Figure 8. Filopodia are required for cellular response to polarized Cxcl12a distribution.
(A) 6–7 hpf control PGCs exhibit polarized distribution of intracellular pH as determined by the FRET efficiency of the pH sensor pH-lameleon5 protein in the cells (left). Expression of the dominant negative form of Irsp53 or overexpression of the Afap1L1a abrogates the formation of high pH in the front. The graph represents average pH-FRET ratios between the front and the rear (as indicated by the circles). The values for each cell are averages of 20 time points. (B) 8–9 hpf PGCs overexpressing Afap1L1a exhibit a decrease in Rac1 activity, as determined by differences in FRET generated by a Rac1-FRET activity reporter. Arrows indicate the direction of movement. ‘n’ indicates the number of cells analysed.
Figure 8—figure supplement 1. Filopodia formation is independent of the elevated pH at the cell front and of Rac1 activity in migrating PGCs.

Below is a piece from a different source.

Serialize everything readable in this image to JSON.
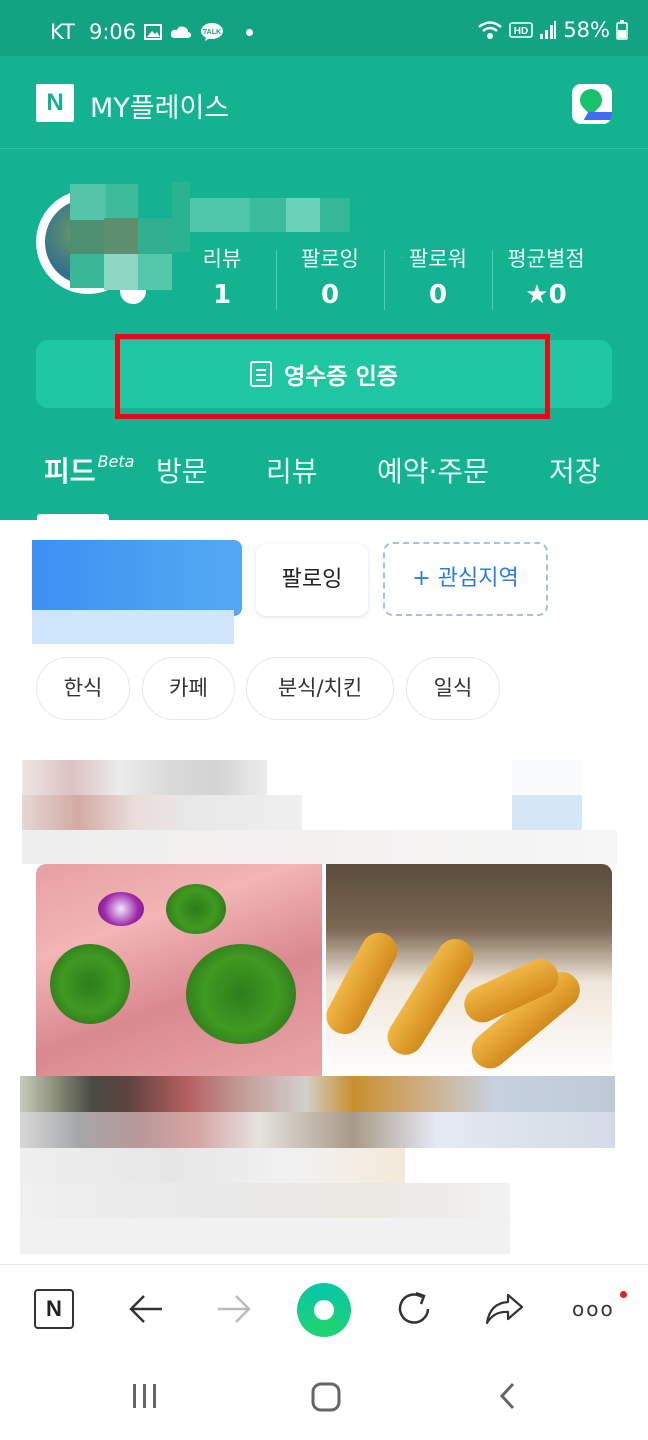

(A) PGCs in embryos knocked down for ca15b (dark bars) show similar distribution and number of filopodia to that of control cells (light bars). (B) Examples of a control (left) and ca15b -knocked down PGCs. Arrows indicate the direction of movement. (C) The number of filopodia in control (light bar) and in PGCs expressing constitutive active (ca) rac1 (rac1V12) (dark bar) is similar. Since cells expressing the activated version of Rac1 are immotile, we immobilized both control and experimental cells by DN Rock expression, so the cells can be compared with respect to filopodia formation. (D) Representative images of a control (left) and a rac1V12 expressing PGCs. Arrowheads indicate filopodia. ‘n’ indicates the number of cells analysed. Scale bars signify 10 µm.